Charge from Provost Daniel Diermeier

April 29, 2018
To: Members of the Committee on Graduate Education

Many thanks for agreeing to participate in the important work of the Committee on Graduate Education, which will be chaired by David Nirenberg, Executive Vice Provost and Deborah R. and Edgar D. Jannotta Distinguished Service Professor of Medieval History and Social Thought.

The issues before the Committee derive from the University’s role as a private research university dedicated to the training of scholars and teachers, to a strong liberal arts college, and to first-rate professional education. The national and international context of these activities is continually changing, and we need to be looking forward in order to set our own course toward the forms and possibilities of graduate education that will build on the strengths and aspirations we have for this University.

In the face of a range of challenges to academic institutions today, the University must take the initiative to evaluate its programs and the concepts that underlie them with the same critical attention that as scholars we each apply to our research.
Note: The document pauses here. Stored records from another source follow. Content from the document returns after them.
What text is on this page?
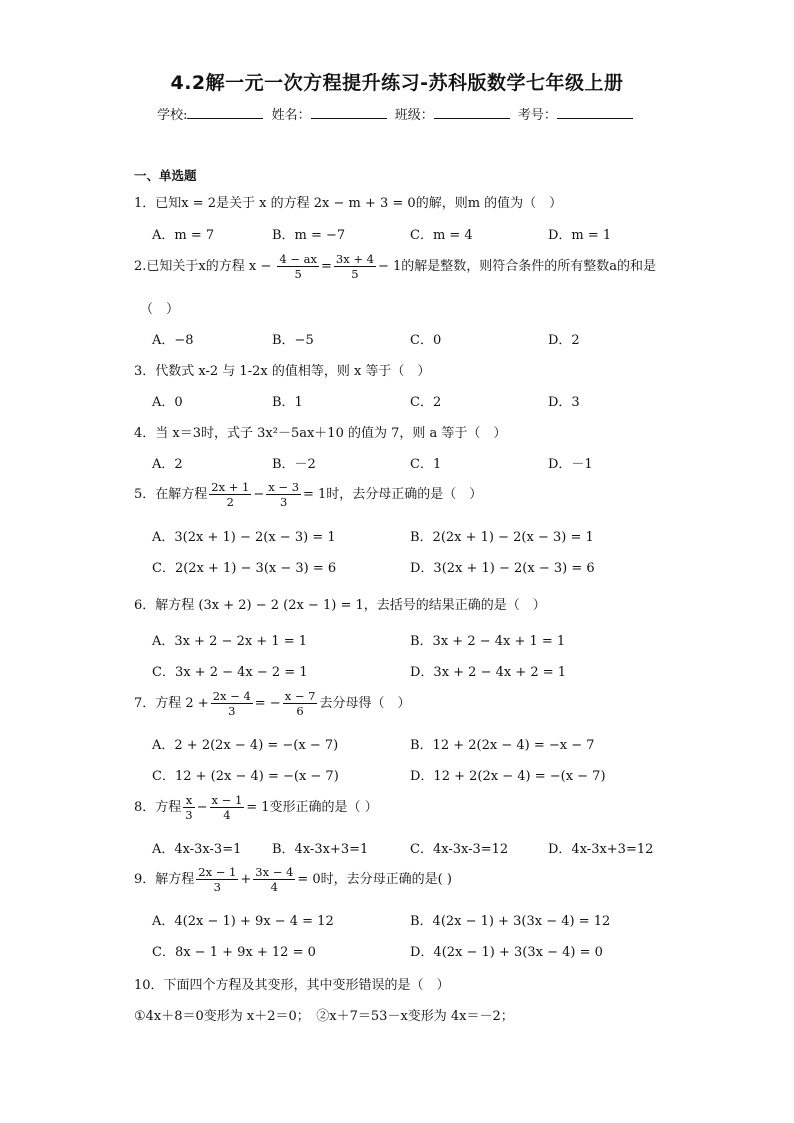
4.2解一元一次方程提升练习-苏科版数学七年级上册
学校:	姓名：	班级：	考号：
一、单选题
1．已知x = 2是关于 x 的方程 2x − m + 3 = 0的解，则m 的值为（　）
A．m = 7	B．m = −7	C．m = 4	D．m = 1
2.已知关于x的方程 $x - \frac{4 - ax}{5} = \frac{3x + 4}{5} - 1$的解是整数，则符合条件的所有整数a的和是
（　）
A．−8	B．−5	C．0	D．2
3．代数式 x-2 与 1-2x 的值相等，则 x 等于（　）
A．0	B．1	C．2	D．3
4．当 x＝3时，式子 3x²－5ax＋10 的值为 7，则 a 等于（　）
A．2	B．－2	C．1	D．－1
5．在解方程 $\frac{2x + 1}{2} - \frac{x - 3}{3} = 1$时，去分母正确的是（　）
A．3(2x + 1) − 2(x − 3) = 1	B．2(2x + 1) − 2(x − 3) = 1
C．2(2x + 1) − 3(x − 3) = 6	D．3(2x + 1) − 2(x − 3) = 6
6．解方程 (3x + 2) − 2 (2x − 1) = 1，去括号的结果正确的是（　）
A．3x + 2 − 2x + 1 = 1	B．3x + 2 − 4x + 1 = 1
C．3x + 2 − 4x − 2 = 1	D．3x + 2 − 4x + 2 = 1
7．方程 $2 + \frac{2x - 4}{3}$ = − $\frac{x - 7}{6}$ 去分母得（　）
A．2 + 2(2x − 4) = −(x − 7)	B．12 + 2(2x − 4) = −x − 7
C．12 + (2x − 4) = −(x − 7)	D．12 + 2(2x − 4) = −(x − 7)
8．方程 $\frac{x}{3} - \frac{x - 1}{4} = 1$变形正确的是（ ）
A．4x-3x-3=1 B．4x-3x+3=1	C．4x-3x-3=12	D．4x-3x+3=12
9．解方程 $\frac{2x - 1}{3} + \frac{3x - 4}{4} = 0$时，去分母正确的是( )
A．4(2x − 1) + 9x − 4 = 12	B．4(2x − 1) + 3(3x − 4) = 12
C．8x − 1 + 9x + 12 = 0	D．4(2x − 1) + 3(3x − 4) = 0
10．下面四个方程及其变形，其中变形错误的是（　）
①4x＋8＝0变形为 x＋2＝0；　②x＋7＝53－x变形为 4x＝－2；
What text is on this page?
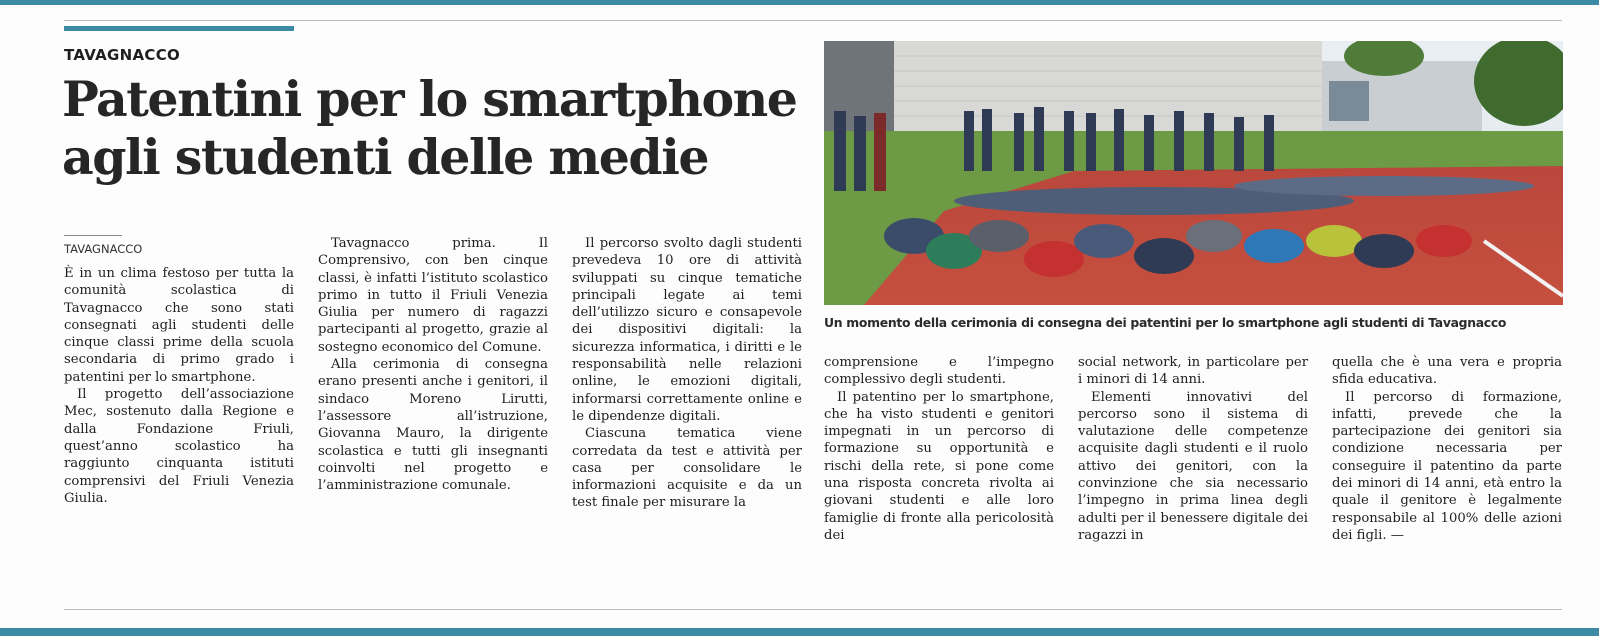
TAVAGNACCO
Patentini per lo smartphone
agli studenti delle medie
TAVAGNACCO

È in un clima festoso per tutta la comunità scolastica di Tavagnacco che sono stati consegnati agli studenti delle cinque classi prime della scuola secondaria di primo grado i patentini per lo smartphone.

Il progetto dell’associazione Mec, sostenuto dalla Regione e dalla Fondazione Friuli, quest’anno scolastico ha raggiunto cinquanta istituti comprensivi del Friuli Venezia Giulia.

Tavagnacco prima. Il Comprensivo, con ben cinque classi, è infatti l’istituto scolastico primo in tutto il Friuli Venezia Giulia per numero di ragazzi partecipanti al progetto, grazie al sostegno economico del Comune.

Alla cerimonia di consegna erano presenti anche i genitori, il sindaco Moreno Lirutti, l’assessore all’istruzione, Giovanna Mauro, la dirigente scolastica e tutti gli insegnanti coinvolti nel progetto e l’amministrazione comunale.

Il percorso svolto dagli studenti prevedeva 10 ore di attività sviluppati su cinque tematiche principali legate ai temi dell’utilizzo sicuro e consapevole dei dispositivi digitali: la sicurezza informatica, i diritti e le responsabilità nelle relazioni online, le emozioni digitali, informarsi correttamente online e le dipendenze digitali.

Ciascuna tematica viene corredata da test e attività per casa per consolidare le informazioni acquisite e da un test finale per misurare la

comprensione e l’impegno complessivo degli studenti.

Il patentino per lo smartphone, che ha visto studenti e genitori impegnati in un percorso di formazione su opportunità e rischi della rete, si pone come una risposta concreta rivolta ai giovani studenti e alle loro famiglie di fronte alla pericolosità dei

social network, in particolare per i minori di 14 anni.

Elementi innovativi del percorso sono il sistema di valutazione delle competenze acquisite dagli studenti e il ruolo attivo dei genitori, con la convinzione che sia necessario l’impegno in prima linea degli adulti per il benessere digitale dei ragazzi in

quella che è una vera e propria sfida educativa.

Il percorso di formazione, infatti, prevede che la partecipazione dei genitori sia condizione necessaria per conseguire il patentino da parte dei minori di 14 anni, età entro la quale il genitore è legalmente responsabile al 100% delle azioni dei figli. —

Un momento della cerimonia di consegna dei patentini per lo smartphone agli studenti di Tavagnacco
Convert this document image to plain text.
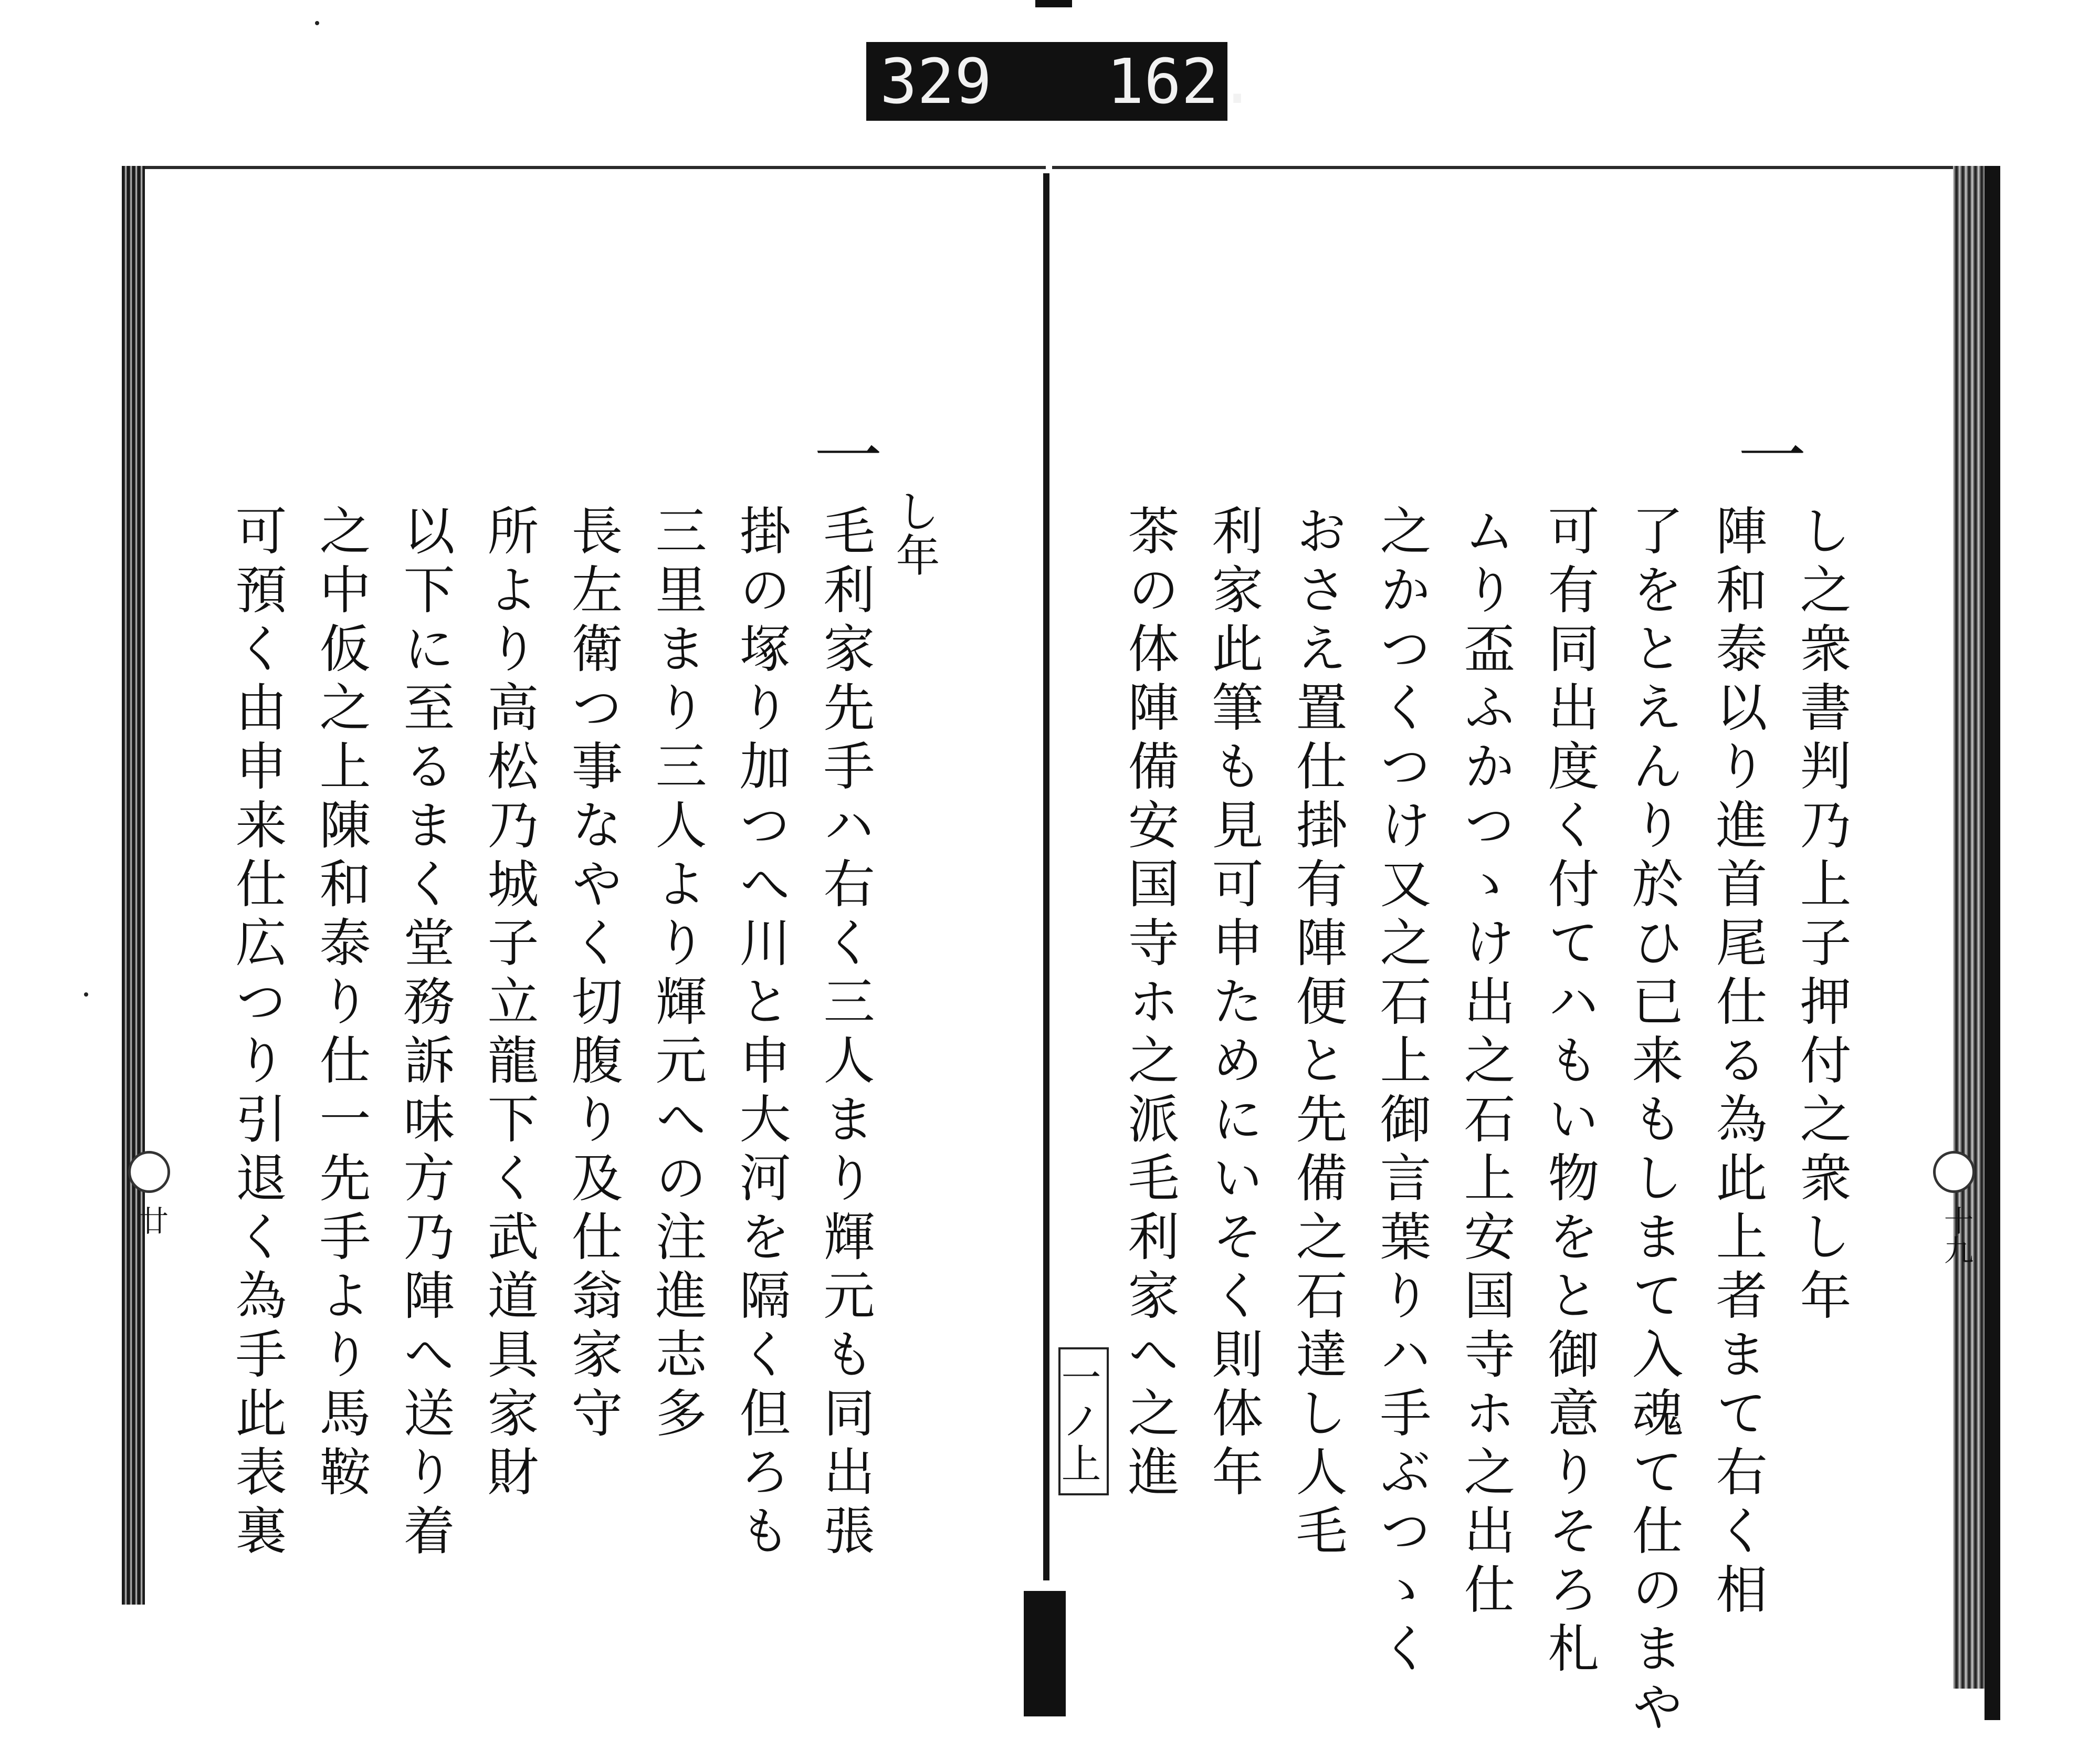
329 162.
廿	十九
一
し之衆書判乃上子押付之衆し年
陣和泰以り進首尾仕る為此上者まて右く相
了をとえんり於ひ已来もしまて入魂て仕のまや
可有同出度く付てハもい物をと御意りそろ札
ムり盃ふかつゝけ出之石上安国寺ホ之出仕
之かつくつけ又之石上御言葉りハ手ぶつゝく
おさえ置仕掛有陣便と先備之石達し人毛
利家此筆も見可申ためにいそく則体年
茶の体陣備安国寺ホ之派毛利家へ之進
一ノ上
し年
一
毛利家先手ハ右く三人まり輝元も同出張
掛の塚り加つへ川と申大河を隔く但ろも
三里まり三人より輝元への注進志多
長左衛つ事なやく切腹り及仕翁家守
所より高松乃城子立龍下く武道具家財
以下に至るまく堂務訴味方乃陣へ送り着
之中仮之上陳和泰り仕一先手より馬鞍
可預く由申来仕広つり引退く為手此表裏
The Committee’s task is to survey graduate education at the University in the broadest sense: not only to assess the merits or limitations of a particular program or aspect of graduate education, but to examine its most basic assumptions, with the goal of enhancing the University’s ability to maintain the highest standards of quality for graduate education today and in the future.

You are charged with providing your assessment of the present state of graduate education at the University in light of the University’s commitment to excellence in research and teaching, and in the context of the changing landscape of higher education. I ask that your evaluation consider graduate education, research, and experience at the University holistically and as they interrelate with undergraduate and professional education. The structure of your written assessment may well reflect the recognition that faculty and students have overlapping but different roles in that enterprise.

You have wide latitude to determine the report’s structure as well as the specific issues to be addressed. I nevertheless expect you would assess graduate student funding, the financing of graduate education, and the requirements for and time to completion of graduate degree programs. Further, and related to funding, I anticipate you reviewing the availability and affordability of housing, health care and support for student parents. I also see as crucial a review of the role of teaching in graduate education, of graduate students in teaching, and of faculty in advising and mentoring. Important as well would be focus on the purposes and professions towards which graduate degree programs may be directed and the appropriateness of training for those purposes.

I look forward to learning what you find with respect to these and any other issues you deem important to include in your report.

Former University President Hanna Gray issued a similar charge to the Commission on Graduate Education in 1980, which resulted in the Baker Report of 1982. You may wish to include this report and other historical University documents as part of the data about the University’s practices that you will gather and analyze in your own assessment. And you may want to assemble and analyze information related to these issues at other research universities, as well as ours. Staff will be available to help with that.

A great deal has changed in the thirty-six years since the Baker Report, not only here at the University but also in the broader society. Among the many changes is an increased understanding of the importance of student as well as faculty perspectives on committees such as this. That awareness is reflected in your membership. In order to facilitate student participation, I ask that the Committee commence and complete its charge within one calendar year. To that end, the Committee should submit its written report to the Provost by January 11, 2019. The report will be made available to the University Community.

President Gray wrote in her 1980 invitation letter to members of the Commission on Graduate Education, I expect the work of this group to be unusually important in exploring and shaping the nature and directions of the University’s definition of purpose and of its academic objectives in the years ahead. The Commission’s activity … will give stimulus and substance to the most significant discussions and decisions that we need to undertake.

I hold the same expectation for the Committee today.